Russ Cox wrote a great comment[1] on HN about why using the Plan9 toolchain rather LLVM or even GCC was a competitive advantage for them in terms of speed to delivery, control, and iteration.

"Most importantly, it has been something we understand completely and is quite easy to adapt as needed. The standard ABIs and toolchains are for C, and the decisions made there may be completely inappropriate for languages with actual runtimes.

For example, no standard ABIs and toolchains supported segmented stacks; we had to build that, so it was going to be incompatible from day one. If step one had been "learn the GCC or LLVM toolchains well enough to add segmented stacks", I'm not sure we'd have gotten to step two."

"... the custom toolchain is one of the key reasons we've accomplished so much in so little time. I think the author doesn't fully appreciate all the reasons that C tools don't work well for languages that do so much more than C. Most other managed languages are doing JIT compilation and don't go through standard linkers either."

[1] https://news.ycombinator.com/item?id=8817990

> For example, no standard ABIs and toolchains supported segmented stacks; we had to build that, so it was going to be incompatible from day one. If step one had been "learn the GCC or LLVM toolchains well enough to add segmented stacks", I'm not sure we'd have gotten to step two."

LLVM now supports both segmented stacks [1] and precise garbage collection with patchpoints [2].

Tweaking support for segmented stacks is quite easy—I added the support for it on x86 Mac. You simply adjust the prolog emission code in X86FrameLowering.cpp and likewise for the other targets.

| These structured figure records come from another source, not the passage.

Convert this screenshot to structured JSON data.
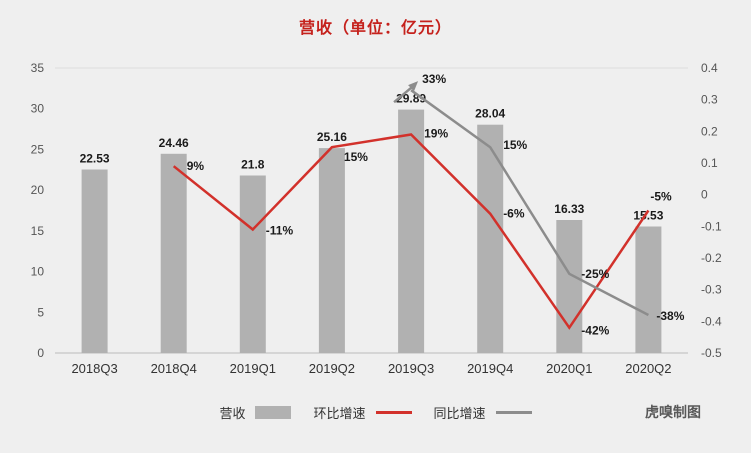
{
  "chart_data": {
    "type": "bar+line",
    "title": "营收（单位：亿元）",
    "categories": [
      "2018Q3",
      "2018Q4",
      "2019Q1",
      "2019Q2",
      "2019Q3",
      "2019Q4",
      "2020Q1",
      "2020Q2"
    ],
    "bars": {
      "name": "营收",
      "values": [
        22.53,
        24.46,
        21.8,
        25.16,
        29.89,
        28.04,
        16.33,
        15.53
      ],
      "labels": [
        "22.53",
        "24.46",
        "21.8",
        "25.16",
        "29.89",
        "28.04",
        "16.33",
        "15.53"
      ]
    },
    "left_axis": {
      "min": 0,
      "max": 35,
      "ticks": [
        "35",
        "30",
        "25",
        "20",
        "15",
        "10",
        "5",
        "0"
      ]
    },
    "right_axis": {
      "min": -0.5,
      "max": 0.4,
      "ticks": [
        "0.4",
        "0.3",
        "0.2",
        "0.1",
        "0",
        "-0.1",
        "-0.2",
        "-0.3",
        "-0.4",
        "-0.5"
      ]
    },
    "series": [
      {
        "name": "环比增速",
        "color": "#d2312b",
        "start_arrow": false,
        "points": [
          {
            "i": 1,
            "v": 0.09,
            "label": "9%",
            "dx": 13,
            "dy": 4
          },
          {
            "i": 2,
            "v": -0.11,
            "label": "-11%",
            "dx": 13,
            "dy": 5
          },
          {
            "i": 3,
            "v": 0.15,
            "label": "15%",
            "dx": 12,
            "dy": 14
          },
          {
            "i": 4,
            "v": 0.19,
            "label": "19%",
            "dx": 13,
            "dy": 3
          },
          {
            "i": 5,
            "v": -0.06,
            "label": "-6%",
            "dx": 13,
            "dy": 4
          },
          {
            "i": 6,
            "v": -0.42,
            "label": "-42%",
            "dx": 12,
            "dy": 7
          },
          {
            "i": 7,
            "v": -0.05,
            "label": "-5%",
            "dx": 2,
            "dy": -10
          }
        ]
      },
      {
        "name": "同比增速",
        "color": "#8c8c8c",
        "start_arrow": true,
        "points": [
          {
            "i": 4,
            "v": 0.33,
            "label": "33%",
            "dx": 11,
            "dy": -7
          },
          {
            "i": 5,
            "v": 0.15,
            "label": "15%",
            "dx": 13,
            "dy": 2
          },
          {
            "i": 6,
            "v": -0.25,
            "label": "-25%",
            "dx": 12,
            "dy": 4
          },
          {
            "i": 7,
            "v": -0.38,
            "label": "-38%",
            "dx": 8,
            "dy": 5
          }
        ]
      }
    ],
    "legend": [
      {
        "label": "营收",
        "swatch": "bar"
      },
      {
        "label": "环比增速",
        "swatch": "line-red"
      },
      {
        "label": "同比增速",
        "swatch": "line-gray"
      }
    ],
    "credit": "虎嗅制图",
    "colors": {
      "background": "#efefef",
      "bar": "#b1b1b1",
      "qoq_line": "#d2312b",
      "yoy_line": "#8c8c8c",
      "title": "#c5211c"
    }
  }
}
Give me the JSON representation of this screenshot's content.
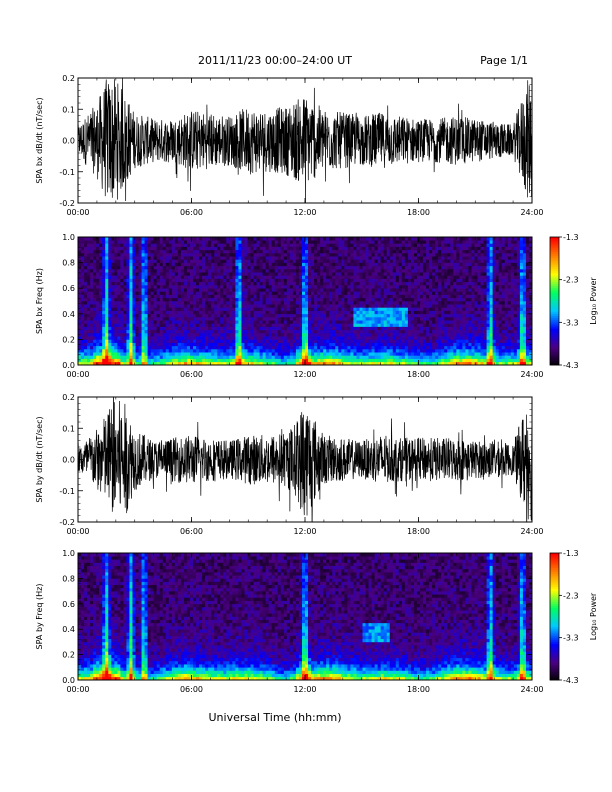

[1]: http://llvm.org/docs/SegmentedStacks.html

[2]: http://llvm.org/docs/StackMaps.html http://llvm.org/docs/Statepoints.html

Yeah, the point is that it wasn't there at that time.

> But I guess Google just hates Apple that much?

This is silly. Google contributes a huge amount to LLVM. They're very invested in the project.

(NB: I'm not defending, and don't agree with, the choice to avoid LLVM in Go.)

> the reason why Go can even be cross compiled in the first place is because it has platform specific C and assembly code

It does not have platform-specific C code, as there is no more C code anymore. It sure does have platform-specific Go code and platform-specific assembly code though.

> from cgo's runtime so it can support the different architectures/platforms.

There is platform-specific code in the runtime, and there is platform-specific code elsewhere in the standard library, e.g. in the syscall package, but it's not from "cgo's runtime" (whatever that means). Go does not require cgo to interact with the target system, even on platforms where the interaction is done through shared libraries, not system calls, like Solaris and Windows.

> because it has platform specific C and assembly code from cgo's runtime

I'm not sure what you mean by "cgo's runtime", but go runtime is in go since 1.5. Some bits are still written in assembly but that's mainly for performance.

I don't think targeting every arch (and virtual archs like asm.js you mention [though there is a 3rd party GopherJS]) and OS out there was ever their purpose.

In case you're interested, there is llgo which has recently been merged into LLVM. It's still not practical however.

> But I guess Google just hates Apple that much?

I don't understand what this is supposed to mean since LLVM does not belong to Apple, and Google is a heavy user and contributer thereof.

> Some bits are still written in assembly but that's mainly for performance.

Many bits in math and crypto have fast assembly variants, but the assembly code in the runtime and sync packages is not for performance, but because assembly is the only way to put data in the right registers, issue memory barriers, implement the right atomic operations and so on. Not performance.